The house I grew up in was always stocked with red rags. We had them in the cabinet under the kitchen sink, the corner of the laundry room, the bathroom floor next to the plunger (just in case). But we didn’t only keep them there. The ever-absorbent automotive staples were also stacked knee high in tenuous towers on the floor of my dad’s painting shed. A sack stuffed full of them rode around with us behind the bench seat of his Ford Ranger, a few bumped along in the trough of his golf cart, and one was often hanging halfway out of the back pocket of his jeans. Before the days of disposable everything, these industrial towels were our clean-up go-tos. We never knew when we would need one, but a red rag was within reach in case we did.

Drying the Rags by Daniel Kulinski (CC BY-NC-SA 2.0)

And like the Energizer Bunny, they lived on and on and on.

I never knew where or how we got these save-the-days, but they seemed to procreate. As a result, I rarely had to look for one. They were typically just there.  Ready, willing and able, they could take care of most any mess we might make.
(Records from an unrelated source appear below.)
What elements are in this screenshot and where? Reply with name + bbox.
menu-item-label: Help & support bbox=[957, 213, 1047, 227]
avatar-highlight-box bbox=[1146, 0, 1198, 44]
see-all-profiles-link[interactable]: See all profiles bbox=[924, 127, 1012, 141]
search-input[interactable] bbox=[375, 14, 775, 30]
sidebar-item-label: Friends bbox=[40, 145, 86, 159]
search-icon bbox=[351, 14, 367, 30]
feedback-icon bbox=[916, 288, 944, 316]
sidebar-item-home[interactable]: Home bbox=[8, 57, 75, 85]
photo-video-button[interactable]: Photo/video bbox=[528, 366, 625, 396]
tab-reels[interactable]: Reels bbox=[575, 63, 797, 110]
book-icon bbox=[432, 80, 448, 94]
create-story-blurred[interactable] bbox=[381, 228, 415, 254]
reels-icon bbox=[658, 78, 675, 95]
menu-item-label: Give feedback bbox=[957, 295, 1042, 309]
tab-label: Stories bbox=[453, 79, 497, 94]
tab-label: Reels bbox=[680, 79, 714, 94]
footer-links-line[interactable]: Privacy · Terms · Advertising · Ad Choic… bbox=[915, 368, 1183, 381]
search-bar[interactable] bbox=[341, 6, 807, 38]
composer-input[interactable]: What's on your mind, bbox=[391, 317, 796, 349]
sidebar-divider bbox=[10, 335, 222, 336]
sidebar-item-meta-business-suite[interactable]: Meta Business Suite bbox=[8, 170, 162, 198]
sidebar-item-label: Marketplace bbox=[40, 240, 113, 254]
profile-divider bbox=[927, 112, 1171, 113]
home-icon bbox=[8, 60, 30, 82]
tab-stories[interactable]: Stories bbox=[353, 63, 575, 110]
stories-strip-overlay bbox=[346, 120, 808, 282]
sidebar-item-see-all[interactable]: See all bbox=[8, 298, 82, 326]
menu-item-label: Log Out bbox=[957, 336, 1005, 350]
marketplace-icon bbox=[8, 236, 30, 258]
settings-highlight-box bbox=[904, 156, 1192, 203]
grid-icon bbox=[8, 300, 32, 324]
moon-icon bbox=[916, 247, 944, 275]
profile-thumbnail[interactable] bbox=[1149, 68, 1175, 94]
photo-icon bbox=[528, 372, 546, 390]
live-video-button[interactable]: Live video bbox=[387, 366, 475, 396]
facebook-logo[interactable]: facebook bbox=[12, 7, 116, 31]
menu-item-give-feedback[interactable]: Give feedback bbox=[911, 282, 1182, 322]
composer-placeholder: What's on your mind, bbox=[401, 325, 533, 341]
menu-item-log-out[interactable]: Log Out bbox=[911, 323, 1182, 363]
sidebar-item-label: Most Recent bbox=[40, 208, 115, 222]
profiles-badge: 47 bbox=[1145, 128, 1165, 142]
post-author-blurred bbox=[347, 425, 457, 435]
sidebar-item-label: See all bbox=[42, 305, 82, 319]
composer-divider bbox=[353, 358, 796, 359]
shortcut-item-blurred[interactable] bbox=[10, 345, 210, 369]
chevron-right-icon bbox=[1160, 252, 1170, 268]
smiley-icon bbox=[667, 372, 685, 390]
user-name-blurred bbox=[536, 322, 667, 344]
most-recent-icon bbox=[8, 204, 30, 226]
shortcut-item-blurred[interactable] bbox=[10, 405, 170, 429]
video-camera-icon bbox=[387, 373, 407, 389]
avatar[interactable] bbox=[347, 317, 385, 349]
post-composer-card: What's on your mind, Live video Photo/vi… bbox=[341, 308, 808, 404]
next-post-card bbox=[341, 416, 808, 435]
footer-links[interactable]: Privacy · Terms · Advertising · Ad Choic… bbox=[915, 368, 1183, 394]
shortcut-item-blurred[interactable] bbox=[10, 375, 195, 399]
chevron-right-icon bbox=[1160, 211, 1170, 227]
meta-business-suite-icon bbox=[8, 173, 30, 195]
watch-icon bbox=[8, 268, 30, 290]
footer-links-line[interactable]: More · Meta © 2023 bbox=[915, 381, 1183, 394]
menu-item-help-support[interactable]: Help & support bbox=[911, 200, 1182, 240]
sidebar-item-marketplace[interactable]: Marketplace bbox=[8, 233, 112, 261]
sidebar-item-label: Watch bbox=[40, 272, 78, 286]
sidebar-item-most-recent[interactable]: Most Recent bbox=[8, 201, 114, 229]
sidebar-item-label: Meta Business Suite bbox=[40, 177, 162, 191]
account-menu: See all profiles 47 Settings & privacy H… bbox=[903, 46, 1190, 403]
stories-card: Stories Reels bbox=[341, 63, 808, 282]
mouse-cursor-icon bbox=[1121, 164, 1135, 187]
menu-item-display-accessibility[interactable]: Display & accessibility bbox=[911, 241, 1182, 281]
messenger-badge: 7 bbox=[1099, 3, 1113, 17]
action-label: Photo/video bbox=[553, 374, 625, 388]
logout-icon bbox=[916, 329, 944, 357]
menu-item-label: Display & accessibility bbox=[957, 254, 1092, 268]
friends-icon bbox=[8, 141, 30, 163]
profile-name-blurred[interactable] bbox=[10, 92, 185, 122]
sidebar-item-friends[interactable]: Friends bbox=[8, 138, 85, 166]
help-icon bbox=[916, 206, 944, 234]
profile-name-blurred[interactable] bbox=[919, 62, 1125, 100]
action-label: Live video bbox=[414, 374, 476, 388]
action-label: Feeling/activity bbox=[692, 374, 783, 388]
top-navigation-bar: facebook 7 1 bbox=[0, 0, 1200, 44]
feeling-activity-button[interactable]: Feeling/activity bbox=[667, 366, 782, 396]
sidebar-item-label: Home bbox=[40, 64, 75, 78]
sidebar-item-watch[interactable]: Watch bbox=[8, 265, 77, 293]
And they were almost impossible to destroy. Resistant to rips and tears, red rags were designed for heavy usage. High-intensity burly jobs that required scrubbing and wringing were their forte.  The tougher the task, the better they performed. And like fine wine, they tended to improve with time.

Red rags also rarely encountered a substance they couldn’t absorb. Water, paint, grease, oil--they could soak up most anything, though I always wondered where they put it.  The thirsty cloths were deceiving because they were so thin, and even when removing liquid, they never expanded like a sponge. They just cleaned up sludge and scum and took it with them, functioning as erasers, leaving little residue behind.

Last week, I stumbled upon a bucket of these bad boys in the corner of our shed while looking for an extra space heater to ward off freezing pipes.  Tucked underneath the zip sled the kids used to ride at the lake, they sat jumbled (not neatly stacked like dad’s) proudly brandishing their scars and stains. 

Their unassuming necessity struck me. 

Like a Marvel comic hero, they just hang out until they’re needed, then they’re there. The mighty mouse who shows up to save the day!

I have friends like that. 

And I’ve had more than a point guard or two. 

People who just clean up whatever spills. Quickly, expertly, thoroughly. They swoop in, make the mess disappear, and then leave everything affected good as new.  

I don’t know what I’d do without them.